Solved: It appears "volume move" will cause massive data loss on large volume

Tas · ‎2019-04-01

We have been using "volume move" to shuffle volumes around our cluster, being told that it is a great tool, and will cut-over cleanly.

Well, I've found out that it isn't so clean. When "volume move start" is executed, it appears to create a snapshot for the copy. It then proceeds copying data from that snapshot, and including snapshots which existed prior to the "volume move start" snapshot. Once it is ready to trigger the cutover, it updates, I believe, from the origination snapshot, cuts-over the volume, but does not update files created or modified after the origination snapshot.

This has been wreaking havoc with our moves, with users telling us their data has reverted to a prior time; I now believe the users are correct.

-Unfortunately, I could not find any documentation or TR's which address the issue. So I must assume it is an issue with the volume move command.
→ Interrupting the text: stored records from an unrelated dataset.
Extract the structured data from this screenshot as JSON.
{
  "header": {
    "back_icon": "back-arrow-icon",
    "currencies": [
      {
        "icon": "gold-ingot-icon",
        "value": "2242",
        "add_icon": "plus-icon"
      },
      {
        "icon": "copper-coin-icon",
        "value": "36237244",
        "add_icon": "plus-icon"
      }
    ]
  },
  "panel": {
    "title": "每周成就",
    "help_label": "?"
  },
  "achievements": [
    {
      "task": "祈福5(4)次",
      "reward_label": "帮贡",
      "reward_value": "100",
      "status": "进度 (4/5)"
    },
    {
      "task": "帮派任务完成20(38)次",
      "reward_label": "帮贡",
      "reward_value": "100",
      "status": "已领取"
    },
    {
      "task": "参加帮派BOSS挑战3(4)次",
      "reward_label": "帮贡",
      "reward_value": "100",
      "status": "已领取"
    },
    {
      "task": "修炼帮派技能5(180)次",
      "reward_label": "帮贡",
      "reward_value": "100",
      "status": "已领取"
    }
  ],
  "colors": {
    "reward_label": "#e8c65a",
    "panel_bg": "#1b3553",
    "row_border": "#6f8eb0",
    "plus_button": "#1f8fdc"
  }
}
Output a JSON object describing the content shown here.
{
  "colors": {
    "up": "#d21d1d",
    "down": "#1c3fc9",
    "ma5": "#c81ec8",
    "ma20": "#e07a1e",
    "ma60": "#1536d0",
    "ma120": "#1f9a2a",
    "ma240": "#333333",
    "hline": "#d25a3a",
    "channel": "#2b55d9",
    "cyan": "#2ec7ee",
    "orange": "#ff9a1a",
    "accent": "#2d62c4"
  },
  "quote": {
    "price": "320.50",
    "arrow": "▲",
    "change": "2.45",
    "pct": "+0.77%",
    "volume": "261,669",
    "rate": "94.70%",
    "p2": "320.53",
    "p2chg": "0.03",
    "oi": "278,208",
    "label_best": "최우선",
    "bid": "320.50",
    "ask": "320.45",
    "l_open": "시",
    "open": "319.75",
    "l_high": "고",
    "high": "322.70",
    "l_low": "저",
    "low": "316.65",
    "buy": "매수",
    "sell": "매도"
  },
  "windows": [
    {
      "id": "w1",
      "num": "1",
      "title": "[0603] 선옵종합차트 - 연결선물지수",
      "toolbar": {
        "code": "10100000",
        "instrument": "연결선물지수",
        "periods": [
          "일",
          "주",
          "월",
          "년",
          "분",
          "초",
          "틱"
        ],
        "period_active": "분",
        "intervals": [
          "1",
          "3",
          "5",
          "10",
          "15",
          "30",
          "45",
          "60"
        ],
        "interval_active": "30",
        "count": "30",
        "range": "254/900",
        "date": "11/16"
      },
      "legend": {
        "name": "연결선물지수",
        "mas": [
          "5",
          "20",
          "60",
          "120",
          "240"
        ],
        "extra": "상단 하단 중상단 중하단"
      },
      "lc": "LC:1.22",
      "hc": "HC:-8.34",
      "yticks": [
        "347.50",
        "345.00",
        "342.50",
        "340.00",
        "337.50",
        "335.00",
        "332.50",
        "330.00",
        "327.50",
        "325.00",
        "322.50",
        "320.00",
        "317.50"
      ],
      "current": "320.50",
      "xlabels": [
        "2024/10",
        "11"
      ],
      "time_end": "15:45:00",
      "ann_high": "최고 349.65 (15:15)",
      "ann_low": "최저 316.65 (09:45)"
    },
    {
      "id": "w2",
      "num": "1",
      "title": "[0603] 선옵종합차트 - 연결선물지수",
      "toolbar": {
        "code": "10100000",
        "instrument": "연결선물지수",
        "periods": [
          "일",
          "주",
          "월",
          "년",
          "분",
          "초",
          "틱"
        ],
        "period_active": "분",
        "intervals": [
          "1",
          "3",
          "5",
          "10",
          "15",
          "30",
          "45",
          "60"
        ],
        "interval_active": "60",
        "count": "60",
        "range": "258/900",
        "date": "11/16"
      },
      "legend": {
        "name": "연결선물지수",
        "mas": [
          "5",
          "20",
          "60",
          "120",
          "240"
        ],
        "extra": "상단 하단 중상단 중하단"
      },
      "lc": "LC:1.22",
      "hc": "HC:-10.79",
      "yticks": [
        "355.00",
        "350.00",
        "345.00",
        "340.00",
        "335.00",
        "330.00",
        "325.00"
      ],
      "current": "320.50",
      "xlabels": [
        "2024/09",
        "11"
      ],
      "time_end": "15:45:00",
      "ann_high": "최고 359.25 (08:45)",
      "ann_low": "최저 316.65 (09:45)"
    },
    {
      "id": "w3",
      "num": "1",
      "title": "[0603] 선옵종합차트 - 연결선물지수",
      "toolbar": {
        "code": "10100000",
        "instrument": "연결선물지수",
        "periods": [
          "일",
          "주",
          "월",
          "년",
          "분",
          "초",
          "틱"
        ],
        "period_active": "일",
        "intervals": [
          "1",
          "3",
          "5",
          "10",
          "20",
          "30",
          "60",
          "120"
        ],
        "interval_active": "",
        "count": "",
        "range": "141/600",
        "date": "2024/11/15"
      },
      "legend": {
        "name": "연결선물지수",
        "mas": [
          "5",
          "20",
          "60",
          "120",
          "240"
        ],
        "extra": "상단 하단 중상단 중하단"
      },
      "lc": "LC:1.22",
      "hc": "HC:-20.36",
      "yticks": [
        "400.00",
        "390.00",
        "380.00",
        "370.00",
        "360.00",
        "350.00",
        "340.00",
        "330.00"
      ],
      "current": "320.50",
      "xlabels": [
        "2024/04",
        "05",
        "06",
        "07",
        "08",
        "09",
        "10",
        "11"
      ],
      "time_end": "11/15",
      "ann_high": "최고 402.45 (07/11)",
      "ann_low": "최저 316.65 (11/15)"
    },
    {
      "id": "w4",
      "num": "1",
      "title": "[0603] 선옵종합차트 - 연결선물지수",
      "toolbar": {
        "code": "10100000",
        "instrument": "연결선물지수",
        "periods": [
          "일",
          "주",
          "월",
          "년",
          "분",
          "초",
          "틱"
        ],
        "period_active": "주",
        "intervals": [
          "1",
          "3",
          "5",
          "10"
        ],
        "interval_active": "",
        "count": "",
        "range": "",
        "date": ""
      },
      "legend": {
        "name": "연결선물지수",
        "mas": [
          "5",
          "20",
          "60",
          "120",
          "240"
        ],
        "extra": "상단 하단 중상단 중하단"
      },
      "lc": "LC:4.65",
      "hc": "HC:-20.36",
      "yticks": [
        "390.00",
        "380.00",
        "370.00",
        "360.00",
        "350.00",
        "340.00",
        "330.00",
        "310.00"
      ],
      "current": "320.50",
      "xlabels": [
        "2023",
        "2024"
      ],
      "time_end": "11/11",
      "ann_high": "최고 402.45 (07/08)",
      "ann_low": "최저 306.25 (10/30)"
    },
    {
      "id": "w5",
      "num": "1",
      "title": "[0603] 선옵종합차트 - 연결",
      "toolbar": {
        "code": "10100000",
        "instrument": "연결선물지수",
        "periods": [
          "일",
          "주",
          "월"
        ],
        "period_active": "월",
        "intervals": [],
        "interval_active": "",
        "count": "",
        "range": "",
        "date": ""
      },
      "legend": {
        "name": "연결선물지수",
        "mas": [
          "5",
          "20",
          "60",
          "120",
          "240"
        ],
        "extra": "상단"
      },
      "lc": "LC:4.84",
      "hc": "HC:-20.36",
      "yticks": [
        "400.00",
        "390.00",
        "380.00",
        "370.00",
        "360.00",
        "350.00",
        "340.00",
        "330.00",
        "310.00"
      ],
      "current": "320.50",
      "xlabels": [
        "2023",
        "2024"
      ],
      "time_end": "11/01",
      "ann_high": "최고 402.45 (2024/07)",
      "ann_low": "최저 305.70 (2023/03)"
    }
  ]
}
-One caveat, is we did not have snapmirror licensed on the entire cluster. Perhaps that would cause "volume move" not to be able to update, however, there should have been a note in the documentation.

If anyone at NetApp can address this, that would be great. I'd like to know if "volume move" can be used in future, or if I need to go back to good old Volume SnapMirror.

Tas · ‎2019-07-08

Just to close out this thread, I believe the issues I experienced were caused by a transient space condition. Each volume move appears to check for available space prior to beginning the operation, but of course has no control over other simultaneous moves on the same aggregate. I believe the problem I had was caused by multiple volume moves to the same destination aggregate, but not by this alone. I was moving volumes around to bring a new HA-pair in to the cluster (and retire an older one).

Many of my volume have tremendous growth rates, and are thin provisioned; I've looked at some internal tickets, and saw that I did run out of space on some destination aggregates, while the volume moves were running. I've experimented with this and found that the volume copy will pause, at the out of space condition, which happened a week or so after the move operations began. In my test, I was able to recover by making aggregate space available (snapshot deletion and such).

I also believe this happened multiple times during the volume move.

* - But based on my testing, this would not have caused a problem, because, the volume move suspends itself until more space becomes available.

* - So what happened?

-1 I don't have the foggiest; however, by the time users complained the moves had completed and the source volume had been irretrievably purged.

-2 From my testing, I was not able to cause any data loss by making the destination volumes run out of space.

-3 It may be that users over-wrote their data from Previous Versions, or thought they had finished work which they hadn't. No way to tell at this time.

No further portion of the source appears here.